In the period that followed, there were repeated conflicts and also a second war against the British administration. The Maroons of Jamaica never lost their autonomy again. They still live in the interior of Jamaica, far away from the majority population of the coastal regions. It is estimated that there are still several thousand Maroons in Jamaica.

The Maroons in the Haitian Revolution

The Maroon communities soon took on a historically even more important role on Hispaniola and what would become Haiti. The French colony of Saint Domingue there was probably the most productive in the world at the time. No other estate produced as much revenue for its colonial power as Saint Domingue did for France. The events that were to take place there at the end of the 18th century are all the more important - and the Maroons were right in the middle.

The colony had been a deeply divided society for centuries at the time. Saint Domingue was ruled by a vanishingly small white upper class.
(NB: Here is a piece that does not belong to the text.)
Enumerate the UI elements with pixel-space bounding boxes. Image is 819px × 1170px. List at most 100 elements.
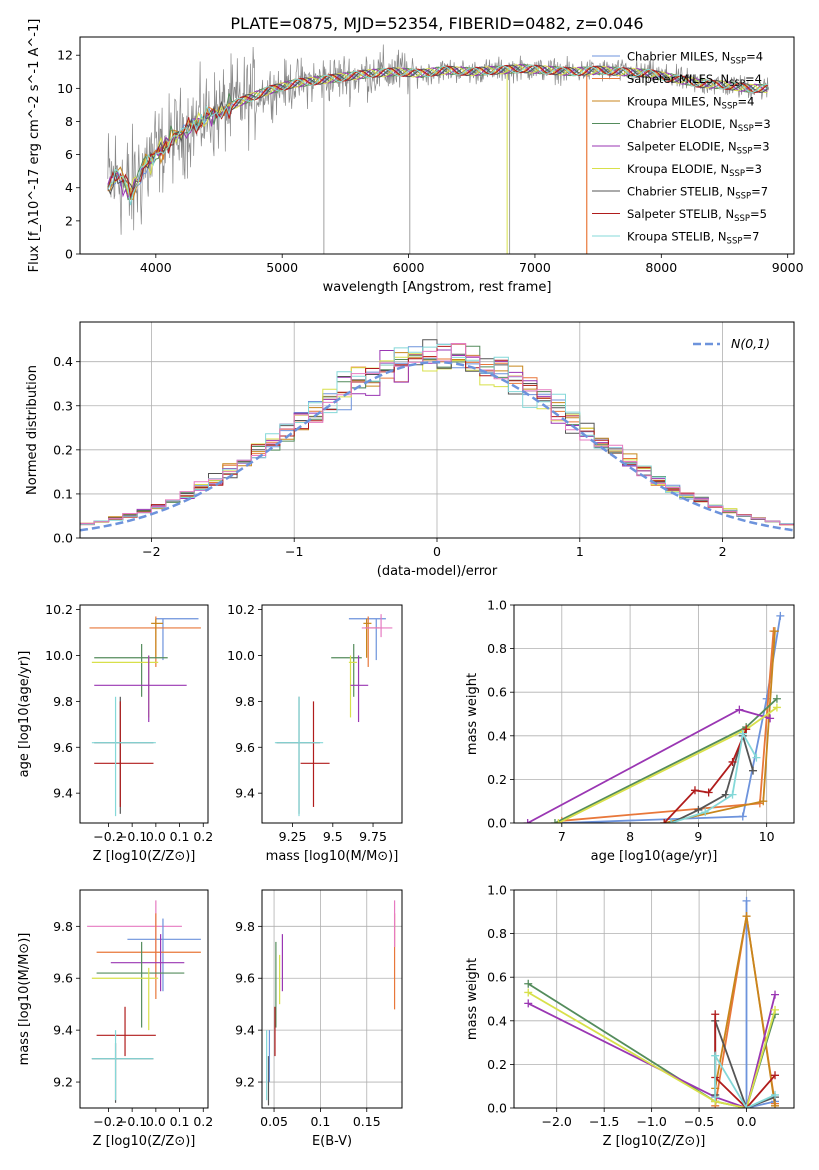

There was also a white underclass, free blacks, “mixed” people and an overwhelming majority of African slaves who were constantly being brought in from Africa due to the enormous mortality rate and who probably made up 90 percent of the population. In addition, of course, Maroons lived here since the early 16th century, and they received a steady flow of runaway slaves to their villages in the interior of the country. They posed a constant threat to plantation owners.

The 1750s saw the first major Maroon uprising in Haiti. Led by their leader François Mackandal, they raided plantations for nearly a decade and fomented slave uprisings there. The colonial power looks on helplessly for a long time. Eventually Mackandal was caught and executed, but his example had already made waves. Barely forty years later, Saint Domingue saw the largest slave rebellion the Caribbean had ever seen. From 1791 to 1804 the country was in open civil war. Slaves, Maroons, free blacks, French, Spaniards, Britons and whoever else found the time faced each other in changing coalitions. Tens of thousands died in the fighting and (especially among Europeans) from yellow fever. In the end, however, Haiti was the first and only free "slave republic" in the world.

A heavy legacy

The colonization of the "new world" by the Europeans was an inhumane and mostly one-sided undertaking. The profit of the white Europeans was on the one hand, the suffering of the natives and African slaves on the other. It is all the more important to remember that these were not just victims. At any point in time there were independent Maroon communities that opposed enslavement. And last but not least in Haiti they showed what they thought of the European presence. In Spain, the USA but - let's be honest - the whole western world, this realization is still not fully understood.